La qué cruzamos y ya sobre la acera opuesta de la 27 de Febrero, avergonzado y lagrimeando ví acercarse a mi madrina(doña Aurora), educadora de orígen español, quién me interpeló: ---Pedrito, ¿qué há pasado?--- Y con entrecortadas palabras le dije lo qué sabía. Y élla me formuló otra pregunta: ---¿tús padres ló saben?--- Entónces, después de mi respuesta negándolo, sé volteó para caminar en la dirección opuesta a la que iba.
Y a la tercera cuadra andada con el policía, apareció mi padre muy bien vestido. Y el agente soltó mi correa. Y así, suelto, subí con éllos a lo que me pareció era un juzgado. Dónde, algún tiempo después, también muy bien vestida, entró mi abuela. La qué sé unió a mi padre y ambos a los responsables del adolescente. Dándo inicio, entre éllos, un corto conversatorio. En medio del cuál, voltearon a verme lloroso y abatido.
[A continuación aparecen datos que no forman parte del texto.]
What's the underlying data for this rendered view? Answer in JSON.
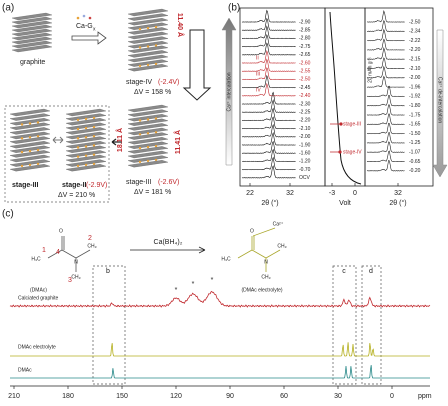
{
  "a": {
    "label": "(a)",
    "graphite": "graphite",
    "reagent": "Ca-G",
    "reagent_sub": "x",
    "stage4": {
      "name": "stage-IV",
      "voltage": "(-2.4V)",
      "dv": "ΔV = 158 %",
      "spacing": "11.40 Å"
    },
    "stage3": {
      "name": "stage-III",
      "voltage": "(-2.6V)",
      "dv": "ΔV = 181 %",
      "spacing": "11.41 Å",
      "spacing2": "18.11 Å"
    },
    "stage2": {
      "name": "stage-II",
      "voltage": "(-2.9V)",
      "dv": "ΔV = 210 %",
      "other": "stage-III"
    }
  },
  "b": {
    "label": "(b)",
    "left_voltages": [
      "-2.90",
      "-2.85",
      "-2.80",
      "-2.75",
      "-2.65",
      "-2.60",
      "-2.55",
      "-2.50",
      "-2.45",
      "-2.40",
      "-2.30",
      "-2.25",
      "-2.20",
      "-2.10",
      "-2.00",
      "-1.90",
      "-1.60",
      "-1.20",
      "-0.70",
      "OCV"
    ],
    "right_voltages": [
      "-2.50",
      "-2.34",
      "-2.22",
      "-2.20",
      "-2.15",
      "-2.10",
      "-2.00",
      "-1.96",
      "-1.92",
      "-1.80",
      "-1.75",
      "-1.65",
      "-1.50",
      "-1.25",
      "-1.07",
      "-0.65",
      "-0.20"
    ],
    "roman": [
      "II",
      "III",
      "IV"
    ],
    "intercalation": "Ca²⁺ intercalation",
    "deintercalation": "Ca²⁺ de-intercalation",
    "stage_marks": [
      "stage-III",
      "stage-IV"
    ],
    "capacity": "20 mAh g⁻¹",
    "xlabel": "2θ (°)",
    "vlabel": "Volt",
    "left_ticks": [
      22,
      32
    ],
    "volt_ticks": [
      -3,
      0
    ],
    "right_ticks": [
      32
    ]
  },
  "c": {
    "label": "(c)",
    "dmac": "(DMAc)",
    "reagent": "Ca(BH₄)₂",
    "product": "(DMAc electrolyte)",
    "atoms": [
      "1",
      "2",
      "3",
      "4"
    ],
    "mol_left": [
      "O",
      "N",
      "H₃C",
      "CH₃",
      "CH₃"
    ],
    "mol_right": [
      "O",
      "Ca²⁺",
      "N",
      "H₃C",
      "CH₃",
      "CH₃"
    ],
    "traces": [
      "Calciated graphite",
      "DMAc electrolyte",
      "DMAc"
    ],
    "regions": [
      "b",
      "c",
      "d"
    ],
    "stars": [
      "*",
      "*",
      "*"
    ],
    "xticks": [
      210,
      180,
      150,
      120,
      90,
      60,
      30,
      0
    ],
    "unit": "ppm"
  }
}
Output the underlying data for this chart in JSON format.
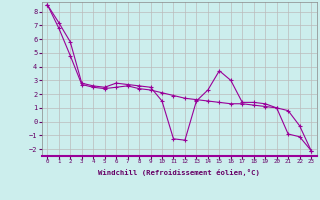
{
  "xlabel": "Windchill (Refroidissement éolien,°C)",
  "background_color": "#cceeed",
  "grid_color": "#bbbbbb",
  "line_color": "#990099",
  "x_hours": [
    0,
    1,
    2,
    3,
    4,
    5,
    6,
    7,
    8,
    9,
    10,
    11,
    12,
    13,
    14,
    15,
    16,
    17,
    18,
    19,
    20,
    21,
    22,
    23
  ],
  "series1": [
    8.5,
    7.2,
    5.8,
    2.8,
    2.6,
    2.5,
    2.8,
    2.7,
    2.6,
    2.5,
    1.5,
    -1.25,
    -1.35,
    1.5,
    2.3,
    3.7,
    3.0,
    1.4,
    1.4,
    1.3,
    1.0,
    -0.9,
    -1.1,
    -2.1
  ],
  "series2": [
    8.5,
    6.8,
    4.8,
    2.7,
    2.5,
    2.4,
    2.5,
    2.6,
    2.4,
    2.3,
    2.1,
    1.9,
    1.7,
    1.6,
    1.5,
    1.4,
    1.3,
    1.3,
    1.2,
    1.1,
    1.0,
    0.8,
    -0.3,
    -2.1
  ],
  "ylim": [
    -2.5,
    8.7
  ],
  "yticks": [
    -2,
    -1,
    0,
    1,
    2,
    3,
    4,
    5,
    6,
    7,
    8
  ],
  "xtick_labels": [
    "0",
    "1",
    "2",
    "3",
    "4",
    "5",
    "6",
    "7",
    "8",
    "9",
    "10",
    "11",
    "12",
    "13",
    "14",
    "15",
    "16",
    "17",
    "18",
    "19",
    "20",
    "21",
    "22",
    "23"
  ]
}
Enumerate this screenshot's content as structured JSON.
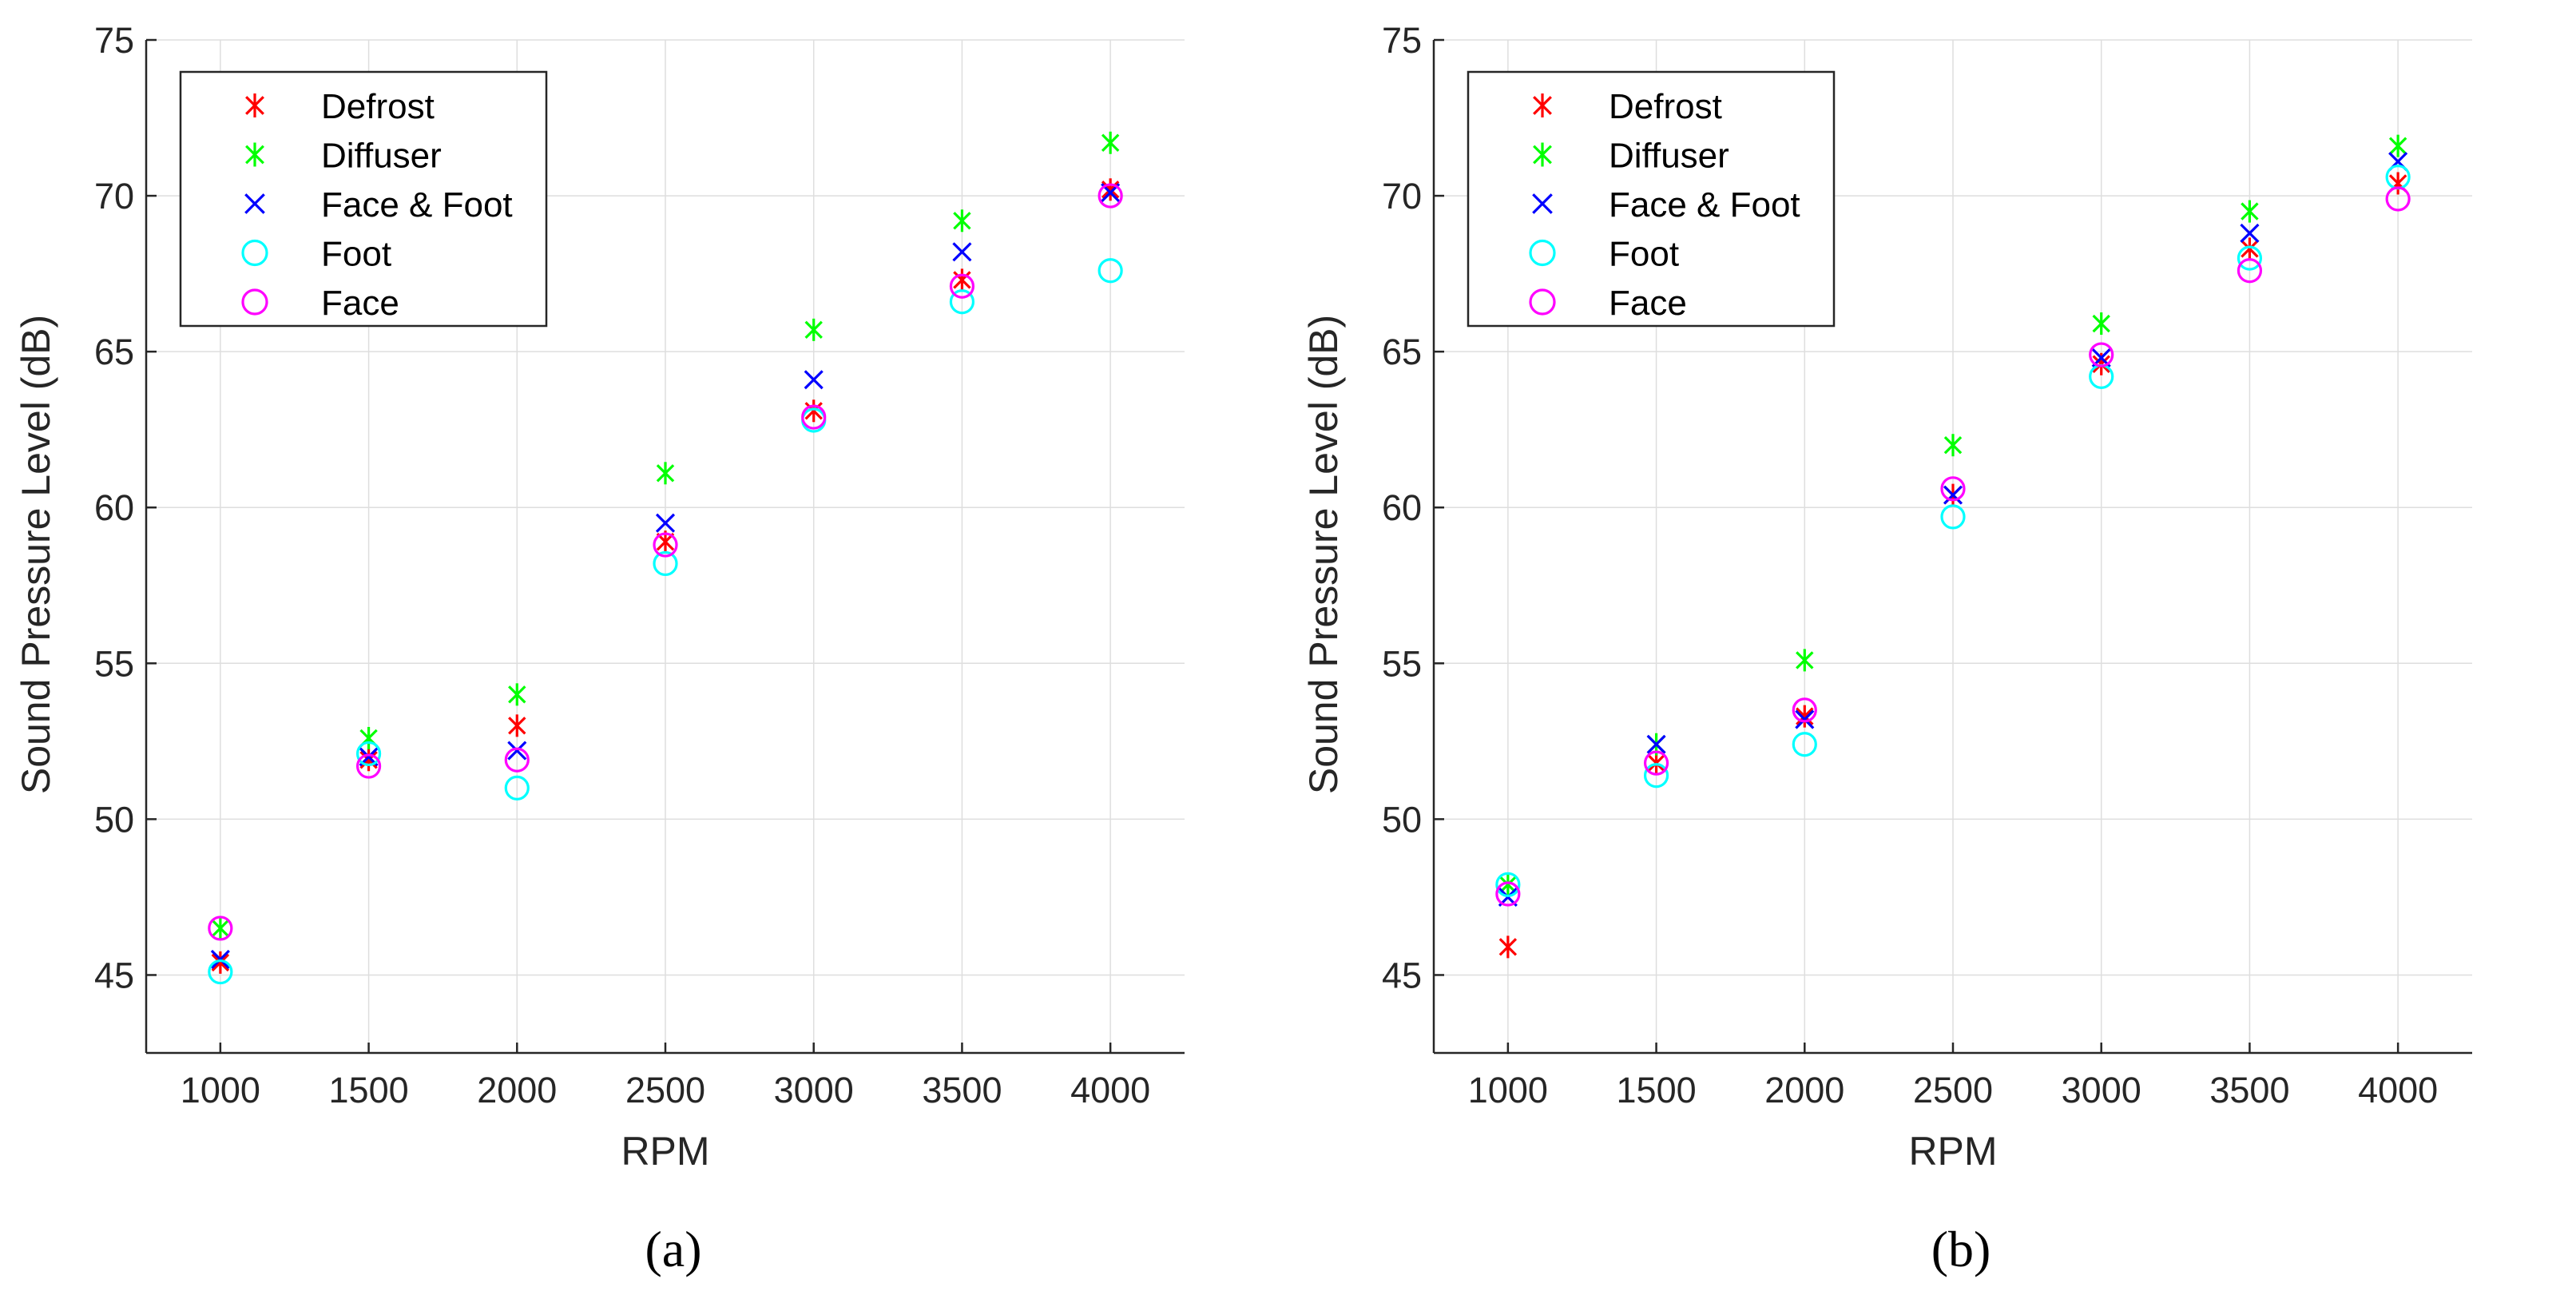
{
  "chart_data": [
    {
      "type": "scatter",
      "panel_label": "a",
      "xlabel": "RPM",
      "ylabel": "Sound Pressure Level (dB)",
      "x_ticks": [
        1000,
        1500,
        2000,
        2500,
        3000,
        3500,
        4000
      ],
      "y_ticks": [
        45,
        50,
        55,
        60,
        65,
        70,
        75
      ],
      "xlim": [
        750,
        4250
      ],
      "ylim": [
        42.5,
        75
      ],
      "grid": true,
      "legend_position": "top-left",
      "series": [
        {
          "name": "Defrost",
          "marker": "asterisk",
          "color": "#ff0000",
          "values": [
            45.4,
            51.9,
            53.0,
            58.9,
            63.1,
            67.3,
            70.2
          ]
        },
        {
          "name": "Diffuser",
          "marker": "asterisk",
          "color": "#00ff00",
          "values": [
            46.5,
            52.6,
            54.0,
            61.1,
            65.7,
            69.2,
            71.7
          ]
        },
        {
          "name": "Face & Foot",
          "marker": "x",
          "color": "#0000ff",
          "values": [
            45.5,
            52.0,
            52.2,
            59.5,
            64.1,
            68.2,
            70.1
          ]
        },
        {
          "name": "Foot",
          "marker": "circle",
          "color": "#00ffff",
          "values": [
            45.1,
            52.1,
            51.0,
            58.2,
            62.8,
            66.6,
            67.6
          ]
        },
        {
          "name": "Face",
          "marker": "circle",
          "color": "#ff00ff",
          "values": [
            46.5,
            51.7,
            51.9,
            58.8,
            62.9,
            67.1,
            70.0
          ]
        }
      ],
      "x": [
        1000,
        1500,
        2000,
        2500,
        3000,
        3500,
        4000
      ]
    },
    {
      "type": "scatter",
      "panel_label": "b",
      "xlabel": "RPM",
      "ylabel": "Sound Pressure Level (dB)",
      "x_ticks": [
        1000,
        1500,
        2000,
        2500,
        3000,
        3500,
        4000
      ],
      "y_ticks": [
        45,
        50,
        55,
        60,
        65,
        70,
        75
      ],
      "xlim": [
        750,
        4250
      ],
      "ylim": [
        42.5,
        75
      ],
      "grid": true,
      "legend_position": "top-left",
      "series": [
        {
          "name": "Defrost",
          "marker": "asterisk",
          "color": "#ff0000",
          "values": [
            45.9,
            51.8,
            53.3,
            60.4,
            64.6,
            68.3,
            70.4
          ]
        },
        {
          "name": "Diffuser",
          "marker": "asterisk",
          "color": "#00ff00",
          "values": [
            47.9,
            52.4,
            55.1,
            62.0,
            65.9,
            69.5,
            71.6
          ]
        },
        {
          "name": "Face & Foot",
          "marker": "x",
          "color": "#0000ff",
          "values": [
            47.5,
            52.4,
            53.2,
            60.4,
            64.8,
            68.8,
            71.1
          ]
        },
        {
          "name": "Foot",
          "marker": "circle",
          "color": "#00ffff",
          "values": [
            47.9,
            51.4,
            52.4,
            59.7,
            64.2,
            68.0,
            70.6
          ]
        },
        {
          "name": "Face",
          "marker": "circle",
          "color": "#ff00ff",
          "values": [
            47.6,
            51.8,
            53.5,
            60.6,
            64.9,
            67.6,
            69.9
          ]
        }
      ],
      "x": [
        1000,
        1500,
        2000,
        2500,
        3000,
        3500,
        4000
      ]
    }
  ],
  "captions": [
    "(a)",
    "(b)"
  ]
}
Hasta que, de repente, un juez bajado del estrado, sé me acercó. ¿En qué grado estás? ---Me preguntó---. Apénas, musité: ---acabo de pasar al quinto---. Y él desenvolvió un pliego de papel, lo achicó de suerte que apareciera sólo el fragmento de un párrafo y me dijo: ---léa ésto--. ---Y yo con entrecortada voz lo hice: "Yo, quién subscribe, doy fé y testimonio de que..."--- Entónces, con un descendente movimiento de su brazo derecho, me hizo callar. Y pasados varios segundos, junto a mis parientes, inicié el descenso por las escaleras rumbo a mi casa.